El padre Forteza, el «payaso» de la religión en Gerona, abrazó a su hermano con intensa emoción. Recibió el telegrama de Anchorage, telegrama que Matías y Marcos registraron en la oficina. Por él supieron que Melchor Forteza estaba vivo. «Fue un milagro, fue un milagro». «Lógicamente, la onda expansiva hubiera debido arrasar nuestra capilla, pero no fue así». «Nagasaki está situada entre dos montañas, lo cual impidió que hubiera tantas víctimas como en Hiroshima». «Es creencia general que las bombas estallaron al chocar contra el suelo; no es verdad. Las bombas estallaron en el aire, a unos quinientos metros de altitud». Etcétera.

El padre Forteza guardó a su hermano como una reliquia, antes de exponerlo a los medios de comunicación. Todavía llevaba el pánico retratado en su semblante, de extrema palidez. Los dos hermanos no se veían desde hacía diez años, desde 1935, poco antes de la guerra civil. Melchor Forteza se presentó sin sotana, en previsión de posibles complicaciones durante el viaje. Le fue colocada una y al colocársela sintió como si le bautizaran de nuevo. «Mis compañeros se han quedado allí en espera de que yo regrese. Nos iremos turnando. Nos jugamos la prioridad a cara y cruz y tuve la suerte de ser el primer liberado de aquel infierno sin posible descripción».

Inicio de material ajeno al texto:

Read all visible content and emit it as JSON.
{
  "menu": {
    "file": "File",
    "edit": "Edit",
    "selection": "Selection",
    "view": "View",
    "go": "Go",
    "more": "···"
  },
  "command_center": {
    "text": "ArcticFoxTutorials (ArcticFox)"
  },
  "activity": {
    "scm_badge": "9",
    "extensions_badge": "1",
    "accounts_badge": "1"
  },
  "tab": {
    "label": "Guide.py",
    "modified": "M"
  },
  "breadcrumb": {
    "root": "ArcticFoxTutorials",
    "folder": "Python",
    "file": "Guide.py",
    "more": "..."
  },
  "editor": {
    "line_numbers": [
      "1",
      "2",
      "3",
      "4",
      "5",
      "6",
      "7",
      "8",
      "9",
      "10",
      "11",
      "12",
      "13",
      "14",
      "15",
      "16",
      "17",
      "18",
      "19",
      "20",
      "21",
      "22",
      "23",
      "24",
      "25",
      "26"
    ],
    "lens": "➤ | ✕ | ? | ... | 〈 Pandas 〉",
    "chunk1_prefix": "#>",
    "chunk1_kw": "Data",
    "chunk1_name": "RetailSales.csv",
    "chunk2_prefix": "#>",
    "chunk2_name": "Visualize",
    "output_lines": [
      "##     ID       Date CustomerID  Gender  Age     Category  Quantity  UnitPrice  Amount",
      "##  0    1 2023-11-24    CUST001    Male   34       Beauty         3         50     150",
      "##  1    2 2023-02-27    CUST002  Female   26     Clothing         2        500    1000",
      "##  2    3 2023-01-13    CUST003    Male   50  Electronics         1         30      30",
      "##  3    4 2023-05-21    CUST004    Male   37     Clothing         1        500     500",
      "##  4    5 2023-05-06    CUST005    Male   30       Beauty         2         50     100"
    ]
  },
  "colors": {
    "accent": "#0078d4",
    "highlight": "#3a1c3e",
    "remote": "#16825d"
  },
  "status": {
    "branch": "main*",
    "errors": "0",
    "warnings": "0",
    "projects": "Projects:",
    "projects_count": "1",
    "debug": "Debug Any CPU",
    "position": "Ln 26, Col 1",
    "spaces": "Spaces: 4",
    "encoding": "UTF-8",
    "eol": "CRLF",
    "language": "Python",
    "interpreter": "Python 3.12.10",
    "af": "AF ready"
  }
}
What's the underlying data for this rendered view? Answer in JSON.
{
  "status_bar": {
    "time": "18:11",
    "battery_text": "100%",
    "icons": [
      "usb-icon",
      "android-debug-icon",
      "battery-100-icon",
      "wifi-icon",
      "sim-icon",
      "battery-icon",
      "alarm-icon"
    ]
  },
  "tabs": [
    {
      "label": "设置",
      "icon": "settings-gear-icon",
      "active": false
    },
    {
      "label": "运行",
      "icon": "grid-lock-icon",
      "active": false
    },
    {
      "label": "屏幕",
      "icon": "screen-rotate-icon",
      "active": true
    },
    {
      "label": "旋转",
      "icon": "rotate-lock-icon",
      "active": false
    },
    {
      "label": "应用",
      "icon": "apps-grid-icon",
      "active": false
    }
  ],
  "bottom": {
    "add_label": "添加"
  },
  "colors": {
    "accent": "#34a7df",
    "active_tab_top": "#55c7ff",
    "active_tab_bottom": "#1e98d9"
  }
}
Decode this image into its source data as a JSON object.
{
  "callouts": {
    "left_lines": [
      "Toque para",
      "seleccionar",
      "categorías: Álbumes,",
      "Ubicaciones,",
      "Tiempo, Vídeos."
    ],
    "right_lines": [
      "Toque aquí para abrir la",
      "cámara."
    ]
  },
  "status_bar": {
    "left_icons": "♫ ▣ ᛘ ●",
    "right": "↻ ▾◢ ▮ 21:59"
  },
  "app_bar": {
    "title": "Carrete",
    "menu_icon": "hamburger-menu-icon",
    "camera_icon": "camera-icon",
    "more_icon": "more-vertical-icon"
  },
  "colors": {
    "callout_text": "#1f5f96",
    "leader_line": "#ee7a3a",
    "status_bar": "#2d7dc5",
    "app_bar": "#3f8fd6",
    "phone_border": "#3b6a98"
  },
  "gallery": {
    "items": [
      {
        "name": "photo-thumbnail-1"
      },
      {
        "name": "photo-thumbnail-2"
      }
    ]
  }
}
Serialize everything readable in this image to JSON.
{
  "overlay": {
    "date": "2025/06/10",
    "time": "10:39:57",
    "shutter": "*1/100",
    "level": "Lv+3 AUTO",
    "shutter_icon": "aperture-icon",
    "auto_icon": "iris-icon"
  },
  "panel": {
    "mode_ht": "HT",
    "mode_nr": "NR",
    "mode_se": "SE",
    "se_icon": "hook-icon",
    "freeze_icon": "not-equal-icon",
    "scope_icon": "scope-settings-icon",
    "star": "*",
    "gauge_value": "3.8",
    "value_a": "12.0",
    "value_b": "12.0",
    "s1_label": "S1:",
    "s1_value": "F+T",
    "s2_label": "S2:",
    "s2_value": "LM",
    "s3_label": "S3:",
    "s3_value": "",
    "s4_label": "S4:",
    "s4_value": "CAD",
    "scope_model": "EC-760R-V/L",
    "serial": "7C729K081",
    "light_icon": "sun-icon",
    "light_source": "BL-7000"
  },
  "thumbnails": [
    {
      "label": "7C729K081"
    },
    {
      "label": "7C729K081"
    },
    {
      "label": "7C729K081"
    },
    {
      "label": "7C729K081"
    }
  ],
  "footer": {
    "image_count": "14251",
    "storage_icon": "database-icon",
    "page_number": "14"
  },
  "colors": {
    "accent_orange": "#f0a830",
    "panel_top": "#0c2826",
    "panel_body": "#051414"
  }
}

En la manera de moverse se le notaba al padre Melchor Forteza su larga estancia en Oriente. Parco en los ademanes, las inclinaciones de cabeza, las reverencias, formaban parte de su repertorio expresivo. Continuamente juntaba las manos y daba las gracias. La celda de su hermano, con la ropa puesta a secar y tantos cachivaches, no le causó la menor impresión. En el Japón se había acostumbrado a la promiscuidad, a lo heterogéneo. «Nuestras celdas son pequeños habitáculos donde todo tiene cabida y mucha gente vive así». Sin embargo, Nagasaki era ciudad próspera, preciándose de poseer los más grandes astilleros del Japón. «En principio creímos que Nagasaki había sido elegida por los americanos por causa de los astilleros; luego supimos que no. Fue la fatalidad. Después de Hiroshima, la segunda bomba iba destinada a Kohura, pero al encontrarse los pilotos con que en Kohura la visibilidad era escasa, optaron por lanzar la bomba sobre Nagasaki».